Promoting social inclusion requires a new way of governing. Australia must rethink how policy and programs across portfolios and levels of government can work together to combat economic and social disadvantage.

The Australian Social Inclusion Board which brings together leaders from around the country, will be instrumental in meeting this challenge.

Tackling disadvantage involves generating effective, practical solutions at the level of government, local communities, of service providers, employers and of families and individuals themselves.

The Australian Social Inclusion Board will consult widely and provide views and advice to the Government.
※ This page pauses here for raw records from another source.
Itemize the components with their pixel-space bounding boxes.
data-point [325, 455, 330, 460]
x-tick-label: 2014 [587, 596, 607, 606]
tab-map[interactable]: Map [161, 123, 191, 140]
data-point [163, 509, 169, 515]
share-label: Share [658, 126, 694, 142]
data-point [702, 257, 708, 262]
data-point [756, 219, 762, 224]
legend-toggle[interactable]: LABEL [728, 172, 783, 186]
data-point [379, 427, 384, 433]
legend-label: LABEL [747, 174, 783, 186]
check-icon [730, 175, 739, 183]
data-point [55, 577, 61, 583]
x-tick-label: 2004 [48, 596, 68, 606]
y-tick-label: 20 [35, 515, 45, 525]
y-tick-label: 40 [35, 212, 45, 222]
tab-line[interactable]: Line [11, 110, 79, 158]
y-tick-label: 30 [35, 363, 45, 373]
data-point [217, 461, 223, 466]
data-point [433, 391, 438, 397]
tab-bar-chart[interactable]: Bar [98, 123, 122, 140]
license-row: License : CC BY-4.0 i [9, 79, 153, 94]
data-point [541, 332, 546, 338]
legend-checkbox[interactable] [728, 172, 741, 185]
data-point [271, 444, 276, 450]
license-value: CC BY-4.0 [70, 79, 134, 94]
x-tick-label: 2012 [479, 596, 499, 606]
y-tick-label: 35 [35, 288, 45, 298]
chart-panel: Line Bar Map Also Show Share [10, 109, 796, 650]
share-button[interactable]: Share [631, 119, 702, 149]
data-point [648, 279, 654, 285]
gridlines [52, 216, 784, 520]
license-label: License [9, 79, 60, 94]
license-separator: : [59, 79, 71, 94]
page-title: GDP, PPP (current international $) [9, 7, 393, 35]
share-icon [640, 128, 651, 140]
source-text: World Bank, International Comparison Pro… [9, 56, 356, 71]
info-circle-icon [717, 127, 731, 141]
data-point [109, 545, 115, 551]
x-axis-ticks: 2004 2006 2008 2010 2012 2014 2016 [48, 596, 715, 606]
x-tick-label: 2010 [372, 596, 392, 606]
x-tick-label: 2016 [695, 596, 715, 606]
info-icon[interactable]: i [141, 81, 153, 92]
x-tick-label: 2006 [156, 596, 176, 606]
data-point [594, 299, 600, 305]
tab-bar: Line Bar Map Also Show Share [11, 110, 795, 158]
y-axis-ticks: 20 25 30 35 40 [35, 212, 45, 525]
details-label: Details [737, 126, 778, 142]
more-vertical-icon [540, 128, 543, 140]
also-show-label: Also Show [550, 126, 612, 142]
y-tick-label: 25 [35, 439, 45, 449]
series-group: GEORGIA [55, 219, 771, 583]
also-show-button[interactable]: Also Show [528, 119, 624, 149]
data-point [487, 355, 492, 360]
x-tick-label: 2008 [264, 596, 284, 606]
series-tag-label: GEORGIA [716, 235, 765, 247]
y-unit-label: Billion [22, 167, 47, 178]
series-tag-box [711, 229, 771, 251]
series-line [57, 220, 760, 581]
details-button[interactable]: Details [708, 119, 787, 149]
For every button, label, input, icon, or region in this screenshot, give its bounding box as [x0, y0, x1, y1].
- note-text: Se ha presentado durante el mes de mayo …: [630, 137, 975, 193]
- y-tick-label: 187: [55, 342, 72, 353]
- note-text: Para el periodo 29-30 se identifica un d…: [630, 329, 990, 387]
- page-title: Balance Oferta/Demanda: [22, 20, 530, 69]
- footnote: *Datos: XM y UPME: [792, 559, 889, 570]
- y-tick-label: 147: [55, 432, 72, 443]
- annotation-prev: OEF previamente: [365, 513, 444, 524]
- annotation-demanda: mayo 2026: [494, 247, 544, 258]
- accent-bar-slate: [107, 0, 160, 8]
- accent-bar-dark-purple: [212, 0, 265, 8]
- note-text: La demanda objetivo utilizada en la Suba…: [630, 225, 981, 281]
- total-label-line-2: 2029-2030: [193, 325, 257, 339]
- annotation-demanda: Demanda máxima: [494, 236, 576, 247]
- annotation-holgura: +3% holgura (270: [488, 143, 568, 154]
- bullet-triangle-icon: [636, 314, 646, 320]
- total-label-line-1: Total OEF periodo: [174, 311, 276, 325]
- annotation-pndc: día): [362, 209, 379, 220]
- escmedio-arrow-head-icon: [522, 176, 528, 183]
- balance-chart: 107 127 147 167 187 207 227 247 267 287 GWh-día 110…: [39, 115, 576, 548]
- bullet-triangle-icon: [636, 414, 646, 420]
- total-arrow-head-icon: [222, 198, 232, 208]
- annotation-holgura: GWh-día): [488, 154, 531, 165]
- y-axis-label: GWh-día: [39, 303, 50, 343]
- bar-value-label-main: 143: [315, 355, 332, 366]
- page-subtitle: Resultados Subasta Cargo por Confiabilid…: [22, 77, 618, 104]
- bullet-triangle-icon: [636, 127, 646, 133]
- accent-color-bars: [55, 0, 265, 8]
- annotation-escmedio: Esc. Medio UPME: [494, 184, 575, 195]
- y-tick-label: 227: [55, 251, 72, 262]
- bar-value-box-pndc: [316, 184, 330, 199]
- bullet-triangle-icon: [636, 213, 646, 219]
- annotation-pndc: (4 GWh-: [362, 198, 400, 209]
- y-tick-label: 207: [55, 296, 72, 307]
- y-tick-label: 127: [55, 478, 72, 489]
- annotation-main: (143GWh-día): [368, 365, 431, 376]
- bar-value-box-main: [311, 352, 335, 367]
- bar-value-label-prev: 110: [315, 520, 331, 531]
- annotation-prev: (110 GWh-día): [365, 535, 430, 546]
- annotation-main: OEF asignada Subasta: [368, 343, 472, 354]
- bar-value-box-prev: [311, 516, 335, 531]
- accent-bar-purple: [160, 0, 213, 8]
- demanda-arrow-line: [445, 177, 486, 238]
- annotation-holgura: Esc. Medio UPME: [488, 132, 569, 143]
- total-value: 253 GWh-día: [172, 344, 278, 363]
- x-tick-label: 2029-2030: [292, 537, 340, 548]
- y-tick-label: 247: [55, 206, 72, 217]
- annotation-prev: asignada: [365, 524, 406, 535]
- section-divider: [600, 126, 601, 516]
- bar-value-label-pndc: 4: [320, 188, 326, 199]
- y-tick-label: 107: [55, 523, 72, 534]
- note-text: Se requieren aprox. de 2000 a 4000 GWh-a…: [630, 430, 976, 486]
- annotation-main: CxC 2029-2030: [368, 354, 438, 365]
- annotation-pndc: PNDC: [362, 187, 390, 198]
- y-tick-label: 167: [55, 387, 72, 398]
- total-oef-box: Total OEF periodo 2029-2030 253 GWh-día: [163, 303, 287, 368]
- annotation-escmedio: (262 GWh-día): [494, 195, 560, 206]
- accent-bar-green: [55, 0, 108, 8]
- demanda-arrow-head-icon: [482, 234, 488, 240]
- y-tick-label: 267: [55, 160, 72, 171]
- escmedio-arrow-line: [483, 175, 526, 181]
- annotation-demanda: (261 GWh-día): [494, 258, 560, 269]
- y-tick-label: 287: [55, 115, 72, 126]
I am glad that consultation will be broad.  Narrow consultation, even in a tripartite structure, is often found to be too narrow and anti-inclusion.  It is acknowledged that as good as broad consultation is, change and influence comes from having a seat at the table.  I find it disappointing that an independent voice for occupational safety and health is not at the table given the higher rate of death and injury in workplaces of young workers, workers from outside Australia and workers with a poor command of the English language.

It would have been good to see the Australian government look beyond an artificial demarcation of work and non-work.  The OHS profession and OHS legislation dumped this demarcation several years ago when we started to deal with psycho-social hazards in the workplace and the impact of workplace hazards on non-work activities.

If there is not a seat at the table, given that the Minister for Social Inclusion is also the Minister for Employment and Workplace Relations and that the board’s Chair, Ms Patricia Faulkner  had an OHS role in the early 1990’s, I would expect safety (both occupational and non-occupational) to be a fixture on the board’s agenda.